Wow, almost a month from the previous post. If blogging were one of my New Year resolutions, I’d be behind already.
Anyway, I was pretty busy lately. We had friends visiting for Christmas, more friends visiting between Christmas and New Year, and an orienteering event at Lake Johnson to organize.
I’ve been playing with vmware quite a bit lately, partly for my work with software appliances (which are a very cool concept) and for Condes, the Orienteering course editor. I initially tried to run Condes under wine, and it installs and starts, but for some unknown reason all features on the map are drawn with extra thick lines/points, so everything becomes unreadable. I believe something in the way Condes displays OCAD maps. Otherwise, Condes can be run in Windows under vmware, but it’s slower. I’ve found a thread about Condes on Linux here, and I’ve chimed in, let’s see how much interest my experience generates.
I’ve also dipped my toes in the murky waters of Java programming, working on porting some jira plugins to the latest and greatest, version 3.7.1. I haven’t decided yet if I like maven or not. The fact that maven2 is not backwards compatible with maven1 (and doesn’t complain if it can’t find the .pom file) makes me a bit hesitant. Also, packaging Java applications feels weird: each application ships with all the jar files. Sure, you remove the inter-dependency between applications, you can now independently upgrade one without touching the other, but if you have a security issue and have to patch version X of a jar file, you’re dead in the water since there are no good ways you can list all applications that use a jar (that I could find, at least). That’s my 10k foot view of a subject I am not familiar with, so take it with as much salt as you like.

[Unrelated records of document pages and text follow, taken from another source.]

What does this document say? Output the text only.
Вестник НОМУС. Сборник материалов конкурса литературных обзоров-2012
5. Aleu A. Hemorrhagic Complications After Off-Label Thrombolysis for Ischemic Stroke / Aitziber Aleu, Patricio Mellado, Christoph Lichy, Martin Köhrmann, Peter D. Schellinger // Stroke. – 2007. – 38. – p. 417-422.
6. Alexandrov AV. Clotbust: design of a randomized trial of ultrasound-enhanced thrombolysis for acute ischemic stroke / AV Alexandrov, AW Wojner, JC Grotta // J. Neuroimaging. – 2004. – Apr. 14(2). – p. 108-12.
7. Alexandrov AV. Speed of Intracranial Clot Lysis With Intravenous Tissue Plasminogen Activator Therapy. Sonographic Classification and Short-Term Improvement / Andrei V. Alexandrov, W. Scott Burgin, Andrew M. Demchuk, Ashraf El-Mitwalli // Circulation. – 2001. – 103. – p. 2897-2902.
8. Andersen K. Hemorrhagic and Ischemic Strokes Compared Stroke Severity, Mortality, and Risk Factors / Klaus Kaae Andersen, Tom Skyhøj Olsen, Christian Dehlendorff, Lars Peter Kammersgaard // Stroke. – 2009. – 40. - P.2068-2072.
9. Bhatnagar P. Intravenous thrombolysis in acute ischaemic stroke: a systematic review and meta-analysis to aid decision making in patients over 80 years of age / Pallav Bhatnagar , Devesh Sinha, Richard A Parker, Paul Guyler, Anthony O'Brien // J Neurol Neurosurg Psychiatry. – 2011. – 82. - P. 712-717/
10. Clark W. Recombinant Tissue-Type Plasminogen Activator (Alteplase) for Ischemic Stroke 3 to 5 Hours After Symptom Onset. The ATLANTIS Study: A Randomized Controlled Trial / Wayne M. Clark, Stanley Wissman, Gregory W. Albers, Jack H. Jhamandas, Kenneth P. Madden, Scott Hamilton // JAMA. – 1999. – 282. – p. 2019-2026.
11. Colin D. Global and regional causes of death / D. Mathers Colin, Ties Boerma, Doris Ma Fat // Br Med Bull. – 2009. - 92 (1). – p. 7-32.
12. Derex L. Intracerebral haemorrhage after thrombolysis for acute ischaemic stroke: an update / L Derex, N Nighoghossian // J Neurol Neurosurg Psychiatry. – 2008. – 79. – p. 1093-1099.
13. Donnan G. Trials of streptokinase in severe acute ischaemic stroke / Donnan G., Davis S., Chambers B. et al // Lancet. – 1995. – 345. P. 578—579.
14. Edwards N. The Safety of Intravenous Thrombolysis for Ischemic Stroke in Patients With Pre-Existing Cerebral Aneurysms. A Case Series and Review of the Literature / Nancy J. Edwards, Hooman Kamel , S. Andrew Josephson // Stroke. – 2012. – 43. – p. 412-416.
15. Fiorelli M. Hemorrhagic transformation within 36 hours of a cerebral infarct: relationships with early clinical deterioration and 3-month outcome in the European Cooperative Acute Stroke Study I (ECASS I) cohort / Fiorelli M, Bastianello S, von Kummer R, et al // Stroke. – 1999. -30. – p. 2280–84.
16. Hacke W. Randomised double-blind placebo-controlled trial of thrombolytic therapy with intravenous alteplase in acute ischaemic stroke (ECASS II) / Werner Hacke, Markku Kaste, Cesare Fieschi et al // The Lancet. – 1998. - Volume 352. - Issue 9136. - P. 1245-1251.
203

Back to software appliances. Isn’t it nice that when you need a PostgreSQL database server, you just go and download a PostgreSQL appliance that you unzip and start using vmplayer or xen and run it as a server? It even comes with phpPgAdmin, so you can do all the administration remotely. It literally takes a few minutes to have something up and running and not worry about extra packages you have to install, extra hardware to solve possible security problems etc.
One final gripe. I spent an hour last night with someone from Fidelity trying to understand where some of my ESPP stock has gone. To make the story short, they will gladly lose history of your purchases because the software that does the transactions uses an “oldest first” policy. Enough said. Your assets are still there, it’s not like you lose money, but you do lose important historical information.